Syntactic structure of the Lithuanian and Kazakh noun phrases:
For my first qualifying paper, I focused on the syntactic structure of the Lithuanian noun phrase. Specifically, I investigated how the movement and extraction properties of prenominal elements in the noun phrase may or may not be direct extraction, or copy/movement with variable PF interpretation. Some linguists of Slavic languages have posited a link between a language's possession of definite articles and the inability to extract prenominal elements in that language. Lithuanian shares a lot of similar properties to Slavic languages, including the ability to extract prenominal elements. However, Lithuanian differs from most Slavic languages in that it has a definiteness marker. With this paper I was able to show that extraction phenomena in Lithuanian have little or nothing to do with the existence of a DP, but rather have everything to do with contrastive marking on elements of the noun phrase. My superivising committee for this project were Vera Gribanova, Tom Wasow, and Penny Eckert. Together with James Collins, I've added to this research by investigating similar phenomena in Kazakh noun phrases. This work has extended into an in-depth analysis of the Izafet construction and regular possessive constructions in Kazakh noun phrases.
English as a world language:
Not only is English's power, for better or for worse, clearly evident in the legacy of British colonization worldwide, but in the last centuries, we've seen English emerging as a lingua franca even in countries with no colonial connection to the language. And, in some cases, it is no longer a lingua franca as much as it has become an alternative national language.
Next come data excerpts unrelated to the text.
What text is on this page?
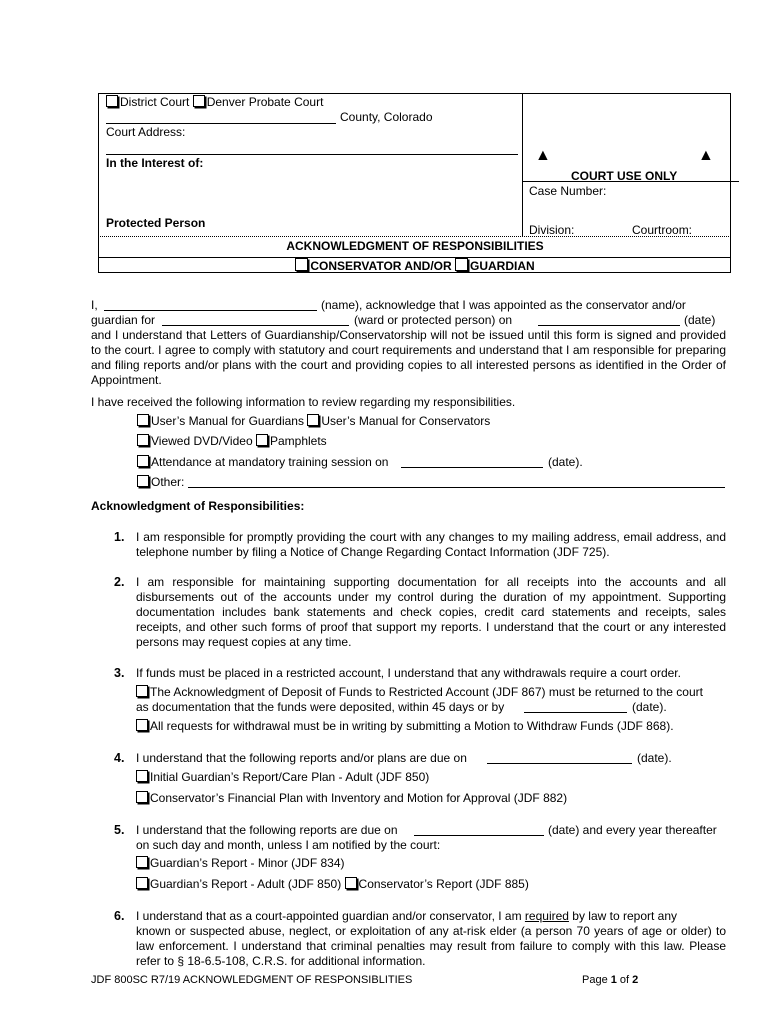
District Court Denver Probate Court
County, Colorado
Court Address:
In the Interest of:
Protected Person
▲	▲
COURT USE ONLY
Case Number:
Division:	Courtroom:
ACKNOWLEDGMENT OF RESPONSIBILITIES
CONSERVATOR AND/OR GUARDIAN
I,	(name), acknowledge that I was appointed as the conservator and/or
guardian for	(ward or protected person) on	(date)
and I understand that Letters of Guardianship/Conservatorship will not be issued until this form is signed and provided to the court. I agree to comply with statutory and court requirements and understand that I am responsible for preparing and filing reports and/or plans with the court and providing copies to all interested persons as identified in the Order of Appointment.
I have received the following information to review regarding my responsibilities.
User’s Manual for Guardians User’s Manual for Conservators
Viewed DVD/Video Pamphlets
Attendance at mandatory training session on	(date).
Other:
Acknowledgment of Responsibilities:
1. I am responsible for promptly providing the court with any changes to my mailing address, email address, and telephone number by filing a Notice of Change Regarding Contact Information (JDF 725).
2. I am responsible for maintaining supporting documentation for all receipts into the accounts and all disbursements out of the accounts under my control during the duration of my appointment. Supporting documentation includes bank statements and check copies, credit card statements and receipts, sales receipts, and other such forms of proof that support my reports. I understand that the court or any interested persons may request copies at any time.
3. If funds must be placed in a restricted account, I understand that any withdrawals require a court order.
The Acknowledgment of Deposit of Funds to Restricted Account (JDF 867) must be returned to the court
as documentation that the funds were deposited, within 45 days or by	(date).
All requests for withdrawal must be in writing by submitting a Motion to Withdraw Funds (JDF 868).
4. I understand that the following reports and/or plans are due on	(date).
Initial Guardian’s Report/Care Plan - Adult (JDF 850)
Conservator’s Financial Plan with Inventory and Motion for Approval (JDF 882)
5. I understand that the following reports are due on	(date) and every year thereafter
on such day and month, unless I am notified by the court:
Guardian’s Report - Minor (JDF 834)
Guardian’s Report - Adult (JDF 850) Conservator’s Report (JDF 885)
6. I understand that as a court-appointed guardian and/or conservator, I am required by law to report any
known or suspected abuse, neglect, or exploitation of any at-risk elder (a person 70 years of age or older) to law enforcement. I understand that criminal penalties may result from failure to comply with this law. Please refer to § 18-6.5-108, C.R.S. for additional information.
JDF 800SC R7/19 ACKNOWLEDGMENT OF RESPONSIBLITIES	Page 1 of 2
To what extent is koineization occuring in such places, where English is no longer spoken as a foreign language/lingua franca, but is instead exhibiting systematic features and variation characteristic of these speakers and their heritage languages? Particularly as it is manifest in the European context, this question has fascinated me for several years now. My work on the English spoken by Lithuanian learners is an attempt to see how and when this systematization occurs, if at all, and what underlying interactions with the native language affects the process.